Пан Михал убедил товарищей, что остается ненадолго – к ночи уж нагонит их в степи. А остаться, как он утверждал, необходимо – он обещал пану Лонгинусу разузнать поточнее, что слышно в приграничной степи о татарах, и настолько ли силен уговор короля с ханом, чтобы литвин не смог вскорости исполнить своего обета... Если кто и усомнился в нужности такого предприятия, то всяк оставил свои возражения при себе. Даже пан Заглоба, не отличающийся в обычное время особой чуткостью, сообразить смог, что Володыевского удерживали в крепости дольше необходимого те чувства вины и сочувствия, присутствие коих в польском пане Донец считал совершенно невозможным, тем паче – по отношению к казаку.
- Может, мне остаться? – Спросил только Скшетуский. – Пан полковник приютил меня в своем доме, рану мою залечивал... Долгом благодарности не ты, а я теперь с ним навечно связан.
- Коли навечно связан, так за день не развяжешься! – С улыбкой возразил Володыевский. – Для пана Вершулла, что тебя заменяет, доверенная ему крепость – бремя тяжелое, а тучи над нами все сгущаются. По всему выходит – нельзя тебе задерживаться здесь, Ян. Что до меня, то меня за день-два никто не хватиться, нет во мне у князя нужды неотложной. Да и нагнать вас я успею, глядишь, вместе воротимся...
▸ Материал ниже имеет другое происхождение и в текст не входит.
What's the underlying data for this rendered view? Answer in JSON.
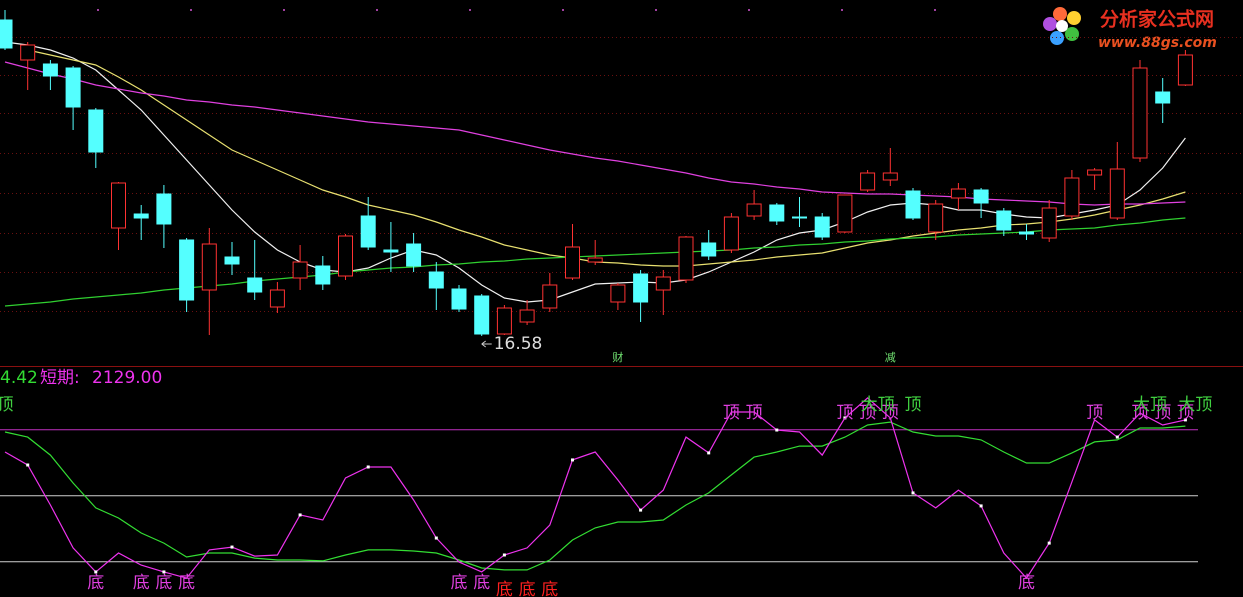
{
  "chart_data": [
    {
      "type": "candlestick",
      "ylim": [
        16.4,
        23.3
      ],
      "up_color": "#ff3232",
      "down_color": "#54ffff",
      "open": [
        22.9,
        22.1,
        22.02,
        21.94,
        21.1,
        18.74,
        19.02,
        19.42,
        18.5,
        17.5,
        18.16,
        17.74,
        17.16,
        17.74,
        17.98,
        17.78,
        18.98,
        18.3,
        18.42,
        17.86,
        17.52,
        17.38,
        16.62,
        16.86,
        17.14,
        17.74,
        18.06,
        17.26,
        17.82,
        17.5,
        17.7,
        18.44,
        18.3,
        18.98,
        19.2,
        18.96,
        18.96,
        18.66,
        19.5,
        19.7,
        19.48,
        18.66,
        19.34,
        19.5,
        19.08,
        18.66,
        18.54,
        18.98,
        19.8,
        18.94,
        20.14,
        21.46,
        21.6
      ],
      "close": [
        22.34,
        22.4,
        21.78,
        21.16,
        20.26,
        19.64,
        18.94,
        18.82,
        17.3,
        18.42,
        18.02,
        17.46,
        17.5,
        18.06,
        17.62,
        18.58,
        18.36,
        18.26,
        17.98,
        17.54,
        17.12,
        16.62,
        17.14,
        17.1,
        17.6,
        18.36,
        18.14,
        17.6,
        17.26,
        17.76,
        18.56,
        18.18,
        18.96,
        19.22,
        18.88,
        18.94,
        18.56,
        19.4,
        19.84,
        19.84,
        18.94,
        19.22,
        19.52,
        19.24,
        18.7,
        18.62,
        19.14,
        19.74,
        19.9,
        19.92,
        21.94,
        21.24,
        22.2
      ],
      "high": [
        23.1,
        22.46,
        22.1,
        21.98,
        21.14,
        19.66,
        19.2,
        19.6,
        18.54,
        18.74,
        18.46,
        18.5,
        17.66,
        18.4,
        18.18,
        18.62,
        19.36,
        18.86,
        18.64,
        18.06,
        17.6,
        17.42,
        17.2,
        17.3,
        17.84,
        18.82,
        18.5,
        17.64,
        17.9,
        17.9,
        18.58,
        18.7,
        19.04,
        19.5,
        19.24,
        19.36,
        19.04,
        19.4,
        19.9,
        20.34,
        19.54,
        19.3,
        19.64,
        19.54,
        19.14,
        18.82,
        19.3,
        19.9,
        19.94,
        20.46,
        22.1,
        21.74,
        22.3
      ],
      "low": [
        22.3,
        21.5,
        21.5,
        20.7,
        19.94,
        18.3,
        18.5,
        18.34,
        17.06,
        16.6,
        17.8,
        17.3,
        17.04,
        17.5,
        17.5,
        17.7,
        18.3,
        17.86,
        17.86,
        17.1,
        17.06,
        16.58,
        16.6,
        16.8,
        17.06,
        17.7,
        18.0,
        17.1,
        16.86,
        17.0,
        17.64,
        18.1,
        18.24,
        18.9,
        18.8,
        18.76,
        18.5,
        18.64,
        19.46,
        19.58,
        18.9,
        18.5,
        19.1,
        18.94,
        18.58,
        18.5,
        18.46,
        18.9,
        19.5,
        18.9,
        20.06,
        20.84,
        21.58
      ],
      "series": [
        {
          "color": "#f0f0f0",
          "values": [
            22.46,
            22.4,
            22.3,
            22.14,
            21.9,
            21.5,
            21.1,
            20.6,
            20.1,
            19.6,
            19.1,
            18.66,
            18.3,
            18.06,
            17.9,
            17.86,
            17.94,
            18.14,
            18.3,
            18.2,
            17.94,
            17.6,
            17.34,
            17.26,
            17.3,
            17.46,
            17.62,
            17.64,
            17.66,
            17.64,
            17.7,
            17.86,
            18.06,
            18.26,
            18.5,
            18.64,
            18.7,
            18.86,
            19.06,
            19.2,
            19.24,
            19.2,
            19.1,
            19.1,
            19.02,
            18.96,
            18.94,
            19.02,
            19.1,
            19.2,
            19.5,
            19.94,
            20.54
          ]
        },
        {
          "color": "#e8e070",
          "values": [
            null,
            22.3,
            22.2,
            22.1,
            22.0,
            21.76,
            21.5,
            21.2,
            20.9,
            20.6,
            20.3,
            20.1,
            19.9,
            19.7,
            19.5,
            19.36,
            19.2,
            19.1,
            19.0,
            18.86,
            18.7,
            18.56,
            18.4,
            18.3,
            18.2,
            18.14,
            18.06,
            18.04,
            18.0,
            17.98,
            17.98,
            18.02,
            18.06,
            18.1,
            18.16,
            18.2,
            18.24,
            18.34,
            18.44,
            18.5,
            18.58,
            18.64,
            18.7,
            18.74,
            18.8,
            18.82,
            18.86,
            18.92,
            19.0,
            19.1,
            19.2,
            19.32,
            19.46
          ]
        },
        {
          "color": "#e040e0",
          "values": [
            22.06,
            21.94,
            21.82,
            21.72,
            21.6,
            21.52,
            21.44,
            21.38,
            21.3,
            21.26,
            21.2,
            21.16,
            21.1,
            21.04,
            20.98,
            20.92,
            20.86,
            20.82,
            20.78,
            20.74,
            20.7,
            20.6,
            20.5,
            20.4,
            20.3,
            20.22,
            20.14,
            20.08,
            20.0,
            19.92,
            19.84,
            19.74,
            19.66,
            19.62,
            19.56,
            19.52,
            19.46,
            19.44,
            19.42,
            19.42,
            19.4,
            19.38,
            19.36,
            19.32,
            19.3,
            19.28,
            19.26,
            19.22,
            19.2,
            19.22,
            19.22,
            19.24,
            19.26
          ]
        },
        {
          "color": "#30d030",
          "values": [
            17.18,
            17.22,
            17.26,
            17.32,
            17.36,
            17.4,
            17.44,
            17.5,
            17.54,
            17.58,
            17.62,
            17.68,
            17.72,
            17.76,
            17.8,
            17.86,
            17.9,
            17.94,
            17.96,
            18.0,
            18.02,
            18.06,
            18.08,
            18.12,
            18.14,
            18.16,
            18.18,
            18.2,
            18.22,
            18.24,
            18.26,
            18.28,
            18.3,
            18.34,
            18.36,
            18.4,
            18.42,
            18.46,
            18.48,
            18.52,
            18.54,
            18.56,
            18.6,
            18.62,
            18.64,
            18.66,
            18.7,
            18.72,
            18.74,
            18.8,
            18.84,
            18.9,
            18.94
          ]
        }
      ],
      "events": [
        null,
        null,
        null,
        null,
        null,
        null,
        null,
        null,
        null,
        null,
        null,
        null,
        null,
        null,
        null,
        null,
        null,
        null,
        null,
        null,
        null,
        null,
        null,
        null,
        null,
        null,
        null,
        "财",
        null,
        null,
        null,
        null,
        null,
        null,
        null,
        null,
        null,
        null,
        null,
        "减",
        null,
        null,
        null,
        null,
        null,
        null,
        null,
        null,
        null,
        null,
        null,
        null,
        null
      ]
    },
    {
      "type": "line",
      "ylim": [
        4,
        104
      ],
      "header": {
        "long_value": "4.42",
        "short_label": "短期:",
        "short_value": "2129.00"
      },
      "levels": [
        {
          "value": 80,
          "color": "#c030c0"
        },
        {
          "value": 50,
          "color": "#d0d0d0"
        },
        {
          "value": 20,
          "color": "#d0d0d0"
        }
      ],
      "series": [
        {
          "color": "#ee33ee",
          "values": [
            69.9,
            64.0,
            45.8,
            26.3,
            15.4,
            24.0,
            18.5,
            15.4,
            12.6,
            25.4,
            26.7,
            22.6,
            23.1,
            41.3,
            39.0,
            58.1,
            63.1,
            63.1,
            48.1,
            30.8,
            19.9,
            15.4,
            23.1,
            26.3,
            36.7,
            66.3,
            69.9,
            57.2,
            43.5,
            52.6,
            76.7,
            69.5,
            88.1,
            88.1,
            79.9,
            79.0,
            68.5,
            85.4,
            94.5,
            85.4,
            51.3,
            44.5,
            52.6,
            45.4,
            24.0,
            12.6,
            28.5,
            56.3,
            84.5,
            76.7,
            87.6,
            82.2,
            84.5
          ]
        },
        {
          "color": "#33dd33",
          "values": [
            79.0,
            76.7,
            68.5,
            55.8,
            44.5,
            39.9,
            33.1,
            28.5,
            22.2,
            24.0,
            24.0,
            21.7,
            20.8,
            20.8,
            20.4,
            23.1,
            25.4,
            25.4,
            24.9,
            24.0,
            20.8,
            17.2,
            16.3,
            16.3,
            20.8,
            29.9,
            35.4,
            38.1,
            38.1,
            39.0,
            45.8,
            51.3,
            59.5,
            67.6,
            69.9,
            72.6,
            72.6,
            76.7,
            82.2,
            83.5,
            79.0,
            77.2,
            77.2,
            75.4,
            69.9,
            64.9,
            64.9,
            69.5,
            74.5,
            75.4,
            80.8,
            80.8,
            81.7
          ]
        }
      ],
      "signals": [
        {
          "at": 0,
          "label": "顶",
          "color": "#40d040"
        },
        {
          "at": 4,
          "label": "底",
          "color": "#e040e0"
        },
        {
          "at": 6,
          "label": "底",
          "color": "#e040e0"
        },
        {
          "at": 7,
          "label": "底",
          "color": "#e040e0"
        },
        {
          "at": 8,
          "label": "底",
          "color": "#e040e0"
        },
        {
          "at": 20,
          "label": "底",
          "color": "#e040e0"
        },
        {
          "at": 21,
          "label": "底",
          "color": "#e040e0"
        },
        {
          "at": 22,
          "label": "底",
          "color": "#ff2020"
        },
        {
          "at": 23,
          "label": "底",
          "color": "#ff2020"
        },
        {
          "at": 24,
          "label": "底",
          "color": "#ff2020"
        },
        {
          "at": 45,
          "label": "底",
          "color": "#e040e0"
        },
        {
          "at": 32,
          "label": "顶",
          "color": "#e040e0"
        },
        {
          "at": 33,
          "label": "顶",
          "color": "#e040e0"
        },
        {
          "at": 37,
          "label": "顶",
          "color": "#e040e0"
        },
        {
          "at": 38,
          "label": "顶",
          "color": "#e040e0"
        },
        {
          "at": 39,
          "label": "顶",
          "color": "#e040e0"
        },
        {
          "at": 38,
          "label": "大顶",
          "color": "#40d040"
        },
        {
          "at": 40,
          "label": "顶",
          "color": "#40d040"
        },
        {
          "at": 48,
          "label": "顶",
          "color": "#e040e0"
        },
        {
          "at": 50,
          "label": "顶",
          "color": "#e040e0"
        },
        {
          "at": 51,
          "label": "顶",
          "color": "#e040e0"
        },
        {
          "at": 52,
          "label": "顶",
          "color": "#e040e0"
        },
        {
          "at": 50,
          "label": "大顶",
          "color": "#40d040"
        },
        {
          "at": 52,
          "label": "大顶",
          "color": "#40d040"
        }
      ]
    }
  ],
  "logo": {
    "name": "分析家公式网",
    "url": "www.88gs.com"
  }
}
Сразу же по отъезде друзей, пан Михал поспешил пересказать Донцу во всех подробностях обстоятельства последних минут его сестры, чувствуя этот рассказ своей обязанностью. И хоть не раз за последние часы про себя эту речь проговаривал, готовясь, все равно часто терялся и замолкал, не находя слов. Жгучая краска смущения заливала лицо его, ибо очень уж неподобающая, некрасивая история получалась: про трех рыцарей, лишивших жизни девушку из-за глупого суеверия... Там, в лесу, все просто было. Главное – Княжна Елена, ради ее спасения проделали они долгий и небезопасный путь, спасти из плена прекрасную девушку. Но ведь и та, в сердце которой Редзян выстрелил в упор и через чье мертвое тело он, пан Михал, равнодушно переступил копытами своего коня, как через встречный камень, она тоже была девушкой, и по-своему, не менее прекрасной! За минуту до того, как упала навзничь, раскинув руки, как смертная бледность залила ее лицо, словно молоко, разлитое из крынки, до того, как кровавая пена запузырилась на губах, и долгие ресницы крыльями падающей птицы прикрыли изумленные глаза, она была человеком, жила, дышала, улыбалась, волновалась. Она искренне, по человечески, переживала за Богуна, беспокоилась о брате, том самом, который тем временем спасал жизнь самому близкому другу пана Михала. Почему Володыевский не подумал об этом тогда? Почему мысли его были заняты княжной, которую он до этого и не видел никогда, а не этой несчастной?
Самое лучшее было – взять Горпину с собой, как она сама просила и сдать брату с рук на руки. Донец сам держал сторону Скшетуского, а не Богуна, хоть это обстоятельство и было не вполне понятно. Донец помог бы им сговориться, без сомнения.
Вот только не одному из них не пришла в голову эта простая мысль. Это было ясно здесь и сейчас, когда Володыевский сидел за столом напротив казака и искал слова, которые могли бы хоть как-то оправдать его и его друзей, искал, и не находил их. А там... Слишком необычно и, положа руку на сердце, страшно было оказаться во мрачном, словно потустороннем вместе. Там не было видно солнца, там, в царстве вечного мрака, шуршали по кустам черные вороны и перебегали дорогу волки, не похожие на волков. Там шумела мельница, словно запущенная самим чертом, и человечьи кости грудами рассыпались по склону оврага. Хозяйку подобного места нельзя, невозможно было счесть женщиной, человеком из плоти и крови и, как посланница злых сил, она не вызывала ничего, кроме чувства страха и отвращения. И когда Редзян, сам бледный, как смерть, слез с коня затем, чтобы дрожащими руками начертать меловой крест напротив ее сердца, как раз рядом с пулевым отверстием, и, зажмурившись, вонзить в центр креста заготовленный, остро отточенный кол. А он, Володыевский, даже не смотрел на это и совсем об этом не думал, но вот, оказывается, запомнил.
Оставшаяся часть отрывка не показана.